1. Not Having a Plan – I’m going to tell you right now, if you don’t have a plan, you chances of success are less than 5%. Creating a plan is your first step to saving money. Your plan can be as detailed or as vague as you want, just make sure you have an idea of how you’re going to save money.
2. Procrastination – I am guilty of this one. If you made a plan, follow it. Try not to get into the habit of pushing your plan to the following week, month or even year.
3. Not Setting Goals – What prevents me from procrastination is the fact that I have certain financial goals that I want to accomplish such as paying off the house in 20 years instead of 25, retiring at 55 instead of 60 or going on an all inclusive vacation at the end of March if I save XXX amount of dollars. Setting goals gives me the motivation to follow my plan.

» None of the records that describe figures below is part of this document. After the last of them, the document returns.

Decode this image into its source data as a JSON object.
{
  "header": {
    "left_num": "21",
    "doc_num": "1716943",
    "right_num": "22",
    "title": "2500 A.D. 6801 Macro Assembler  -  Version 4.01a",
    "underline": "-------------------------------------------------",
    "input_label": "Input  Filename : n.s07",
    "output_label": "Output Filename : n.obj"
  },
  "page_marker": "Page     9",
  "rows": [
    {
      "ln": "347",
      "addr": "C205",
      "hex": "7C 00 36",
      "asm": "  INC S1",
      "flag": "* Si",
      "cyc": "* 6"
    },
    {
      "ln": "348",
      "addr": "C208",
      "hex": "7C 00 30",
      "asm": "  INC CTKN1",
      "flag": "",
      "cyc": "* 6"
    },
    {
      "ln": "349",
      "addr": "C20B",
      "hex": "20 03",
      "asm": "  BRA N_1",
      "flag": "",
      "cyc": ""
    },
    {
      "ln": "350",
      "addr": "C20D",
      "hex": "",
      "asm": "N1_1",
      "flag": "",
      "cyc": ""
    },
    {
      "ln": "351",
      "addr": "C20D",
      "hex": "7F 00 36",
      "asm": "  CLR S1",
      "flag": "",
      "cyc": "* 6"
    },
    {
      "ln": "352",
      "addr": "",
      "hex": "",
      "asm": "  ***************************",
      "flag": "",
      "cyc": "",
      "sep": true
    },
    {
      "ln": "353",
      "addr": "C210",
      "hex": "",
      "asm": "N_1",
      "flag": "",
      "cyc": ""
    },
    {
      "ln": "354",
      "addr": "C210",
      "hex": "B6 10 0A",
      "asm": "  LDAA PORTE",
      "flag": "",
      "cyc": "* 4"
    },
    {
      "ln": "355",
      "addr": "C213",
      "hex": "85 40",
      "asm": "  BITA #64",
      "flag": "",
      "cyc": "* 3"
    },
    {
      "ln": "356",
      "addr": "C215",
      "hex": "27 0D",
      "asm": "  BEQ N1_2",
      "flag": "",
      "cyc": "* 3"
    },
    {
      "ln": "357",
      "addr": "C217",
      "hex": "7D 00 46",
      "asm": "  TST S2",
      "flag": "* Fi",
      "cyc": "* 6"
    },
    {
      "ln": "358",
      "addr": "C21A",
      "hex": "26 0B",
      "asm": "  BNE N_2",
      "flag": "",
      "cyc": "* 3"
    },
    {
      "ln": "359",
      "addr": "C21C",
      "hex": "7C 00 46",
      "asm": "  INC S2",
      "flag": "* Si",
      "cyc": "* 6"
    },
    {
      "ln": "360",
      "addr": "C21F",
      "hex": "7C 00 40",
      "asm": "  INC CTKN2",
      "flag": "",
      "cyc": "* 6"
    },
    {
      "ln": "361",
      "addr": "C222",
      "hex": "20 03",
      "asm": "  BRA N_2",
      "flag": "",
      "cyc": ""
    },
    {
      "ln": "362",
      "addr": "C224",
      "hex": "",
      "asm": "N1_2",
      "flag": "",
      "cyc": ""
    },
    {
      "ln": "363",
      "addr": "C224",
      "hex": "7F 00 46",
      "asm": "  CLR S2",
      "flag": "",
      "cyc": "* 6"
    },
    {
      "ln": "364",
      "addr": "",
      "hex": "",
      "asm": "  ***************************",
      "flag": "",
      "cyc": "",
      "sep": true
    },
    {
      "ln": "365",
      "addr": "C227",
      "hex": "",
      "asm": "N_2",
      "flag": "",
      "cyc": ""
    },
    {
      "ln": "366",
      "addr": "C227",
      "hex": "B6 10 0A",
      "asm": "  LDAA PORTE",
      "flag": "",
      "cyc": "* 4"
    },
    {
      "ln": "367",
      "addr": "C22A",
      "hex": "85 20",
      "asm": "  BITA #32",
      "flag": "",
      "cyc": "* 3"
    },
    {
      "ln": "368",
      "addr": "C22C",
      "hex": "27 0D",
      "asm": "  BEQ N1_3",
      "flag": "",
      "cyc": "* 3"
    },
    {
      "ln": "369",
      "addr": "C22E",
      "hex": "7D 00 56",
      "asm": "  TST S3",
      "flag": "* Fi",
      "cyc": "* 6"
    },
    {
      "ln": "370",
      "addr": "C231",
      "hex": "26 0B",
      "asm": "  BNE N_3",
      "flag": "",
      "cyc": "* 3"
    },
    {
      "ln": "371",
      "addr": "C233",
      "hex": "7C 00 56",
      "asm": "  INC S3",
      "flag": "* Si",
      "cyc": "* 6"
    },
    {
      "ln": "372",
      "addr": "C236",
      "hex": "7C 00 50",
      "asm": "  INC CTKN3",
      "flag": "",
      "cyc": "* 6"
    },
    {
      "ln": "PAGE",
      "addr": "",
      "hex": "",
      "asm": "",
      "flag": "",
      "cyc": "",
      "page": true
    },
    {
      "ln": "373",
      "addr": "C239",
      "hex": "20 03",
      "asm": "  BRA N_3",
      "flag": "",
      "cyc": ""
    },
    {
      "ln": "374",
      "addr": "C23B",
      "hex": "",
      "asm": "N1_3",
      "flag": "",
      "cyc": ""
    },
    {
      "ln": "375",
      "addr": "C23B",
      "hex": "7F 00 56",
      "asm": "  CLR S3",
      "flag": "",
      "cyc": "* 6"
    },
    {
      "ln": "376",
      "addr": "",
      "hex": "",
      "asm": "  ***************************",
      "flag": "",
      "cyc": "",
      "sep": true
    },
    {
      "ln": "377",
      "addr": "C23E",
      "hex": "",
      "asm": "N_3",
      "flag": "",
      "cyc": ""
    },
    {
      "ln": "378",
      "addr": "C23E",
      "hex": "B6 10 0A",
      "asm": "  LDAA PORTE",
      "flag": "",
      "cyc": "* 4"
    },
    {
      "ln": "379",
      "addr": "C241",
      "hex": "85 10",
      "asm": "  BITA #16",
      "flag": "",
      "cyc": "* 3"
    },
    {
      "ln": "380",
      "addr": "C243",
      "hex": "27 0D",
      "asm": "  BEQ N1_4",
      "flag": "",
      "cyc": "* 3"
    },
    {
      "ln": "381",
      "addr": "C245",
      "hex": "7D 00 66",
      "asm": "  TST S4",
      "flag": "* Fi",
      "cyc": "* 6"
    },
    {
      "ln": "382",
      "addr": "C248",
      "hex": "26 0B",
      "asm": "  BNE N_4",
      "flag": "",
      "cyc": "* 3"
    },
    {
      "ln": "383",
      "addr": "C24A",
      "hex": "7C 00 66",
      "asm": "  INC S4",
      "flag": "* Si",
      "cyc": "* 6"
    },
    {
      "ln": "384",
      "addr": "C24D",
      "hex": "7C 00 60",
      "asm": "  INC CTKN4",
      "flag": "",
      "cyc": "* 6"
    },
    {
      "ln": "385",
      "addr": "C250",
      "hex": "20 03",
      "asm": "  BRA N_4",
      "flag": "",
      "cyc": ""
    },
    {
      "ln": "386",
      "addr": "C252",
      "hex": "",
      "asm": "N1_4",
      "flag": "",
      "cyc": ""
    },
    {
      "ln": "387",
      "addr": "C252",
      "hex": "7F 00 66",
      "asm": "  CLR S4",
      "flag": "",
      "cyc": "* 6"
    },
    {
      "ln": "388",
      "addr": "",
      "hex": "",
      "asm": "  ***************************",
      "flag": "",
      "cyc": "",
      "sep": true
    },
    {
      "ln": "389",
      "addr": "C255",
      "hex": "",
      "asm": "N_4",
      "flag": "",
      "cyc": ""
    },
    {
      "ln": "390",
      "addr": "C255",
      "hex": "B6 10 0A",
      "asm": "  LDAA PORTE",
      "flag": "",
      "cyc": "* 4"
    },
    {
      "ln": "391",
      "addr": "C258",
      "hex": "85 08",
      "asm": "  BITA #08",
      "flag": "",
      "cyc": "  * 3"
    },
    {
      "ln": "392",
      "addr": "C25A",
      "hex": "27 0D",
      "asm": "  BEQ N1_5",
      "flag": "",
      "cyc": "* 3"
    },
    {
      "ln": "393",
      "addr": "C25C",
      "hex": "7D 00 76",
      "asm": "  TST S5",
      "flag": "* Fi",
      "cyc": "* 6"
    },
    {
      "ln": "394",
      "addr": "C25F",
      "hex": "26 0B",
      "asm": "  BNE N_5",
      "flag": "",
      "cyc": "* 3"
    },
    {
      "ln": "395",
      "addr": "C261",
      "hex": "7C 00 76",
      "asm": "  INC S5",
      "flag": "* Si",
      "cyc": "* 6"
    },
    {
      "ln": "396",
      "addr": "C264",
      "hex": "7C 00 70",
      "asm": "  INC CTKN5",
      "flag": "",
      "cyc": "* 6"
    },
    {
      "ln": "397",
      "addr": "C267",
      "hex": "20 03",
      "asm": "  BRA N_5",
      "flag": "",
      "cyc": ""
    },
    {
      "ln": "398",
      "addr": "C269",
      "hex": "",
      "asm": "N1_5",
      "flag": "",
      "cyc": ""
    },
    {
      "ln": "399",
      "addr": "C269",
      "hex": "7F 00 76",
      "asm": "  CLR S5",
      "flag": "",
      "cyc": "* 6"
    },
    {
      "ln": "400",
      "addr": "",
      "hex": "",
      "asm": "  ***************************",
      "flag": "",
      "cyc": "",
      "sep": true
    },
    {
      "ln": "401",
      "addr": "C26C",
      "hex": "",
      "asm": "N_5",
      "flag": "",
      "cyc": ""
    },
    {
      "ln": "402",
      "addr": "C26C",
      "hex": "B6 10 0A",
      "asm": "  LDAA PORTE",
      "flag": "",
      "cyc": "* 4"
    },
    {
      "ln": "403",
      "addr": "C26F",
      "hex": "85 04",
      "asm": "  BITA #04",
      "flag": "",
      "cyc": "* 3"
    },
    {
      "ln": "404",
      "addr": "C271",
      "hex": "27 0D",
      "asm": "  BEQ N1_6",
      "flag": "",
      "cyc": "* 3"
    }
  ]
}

4. Lack of Knowledge on How to Save – If you have little idea on how to cut down costs and how to be more frugal just read a book or better yet peruse the thousands of personal finance blogs or websites for FREE located here on the net.
5. Going too Hard too Fast – I’ve seen many people go full tilt and save lots of money right at the start and think that they can trim there 25 year mortgage into 5 if they try really hard. They cut out everything that made them happy and after a few weeks they get bored and find that paying off the house in 5 years is too much work and THEY GO BACK TO THEIR REGULAR SPENDING WAYS.
The best approach is a slow and gradual one. Set small goals and cut out little things at first. When you think about saving money, think of it as a lifestyle and not a chore. If you ease yourself into it, saving money will eventually be a natural habit that won’t seem like work at all.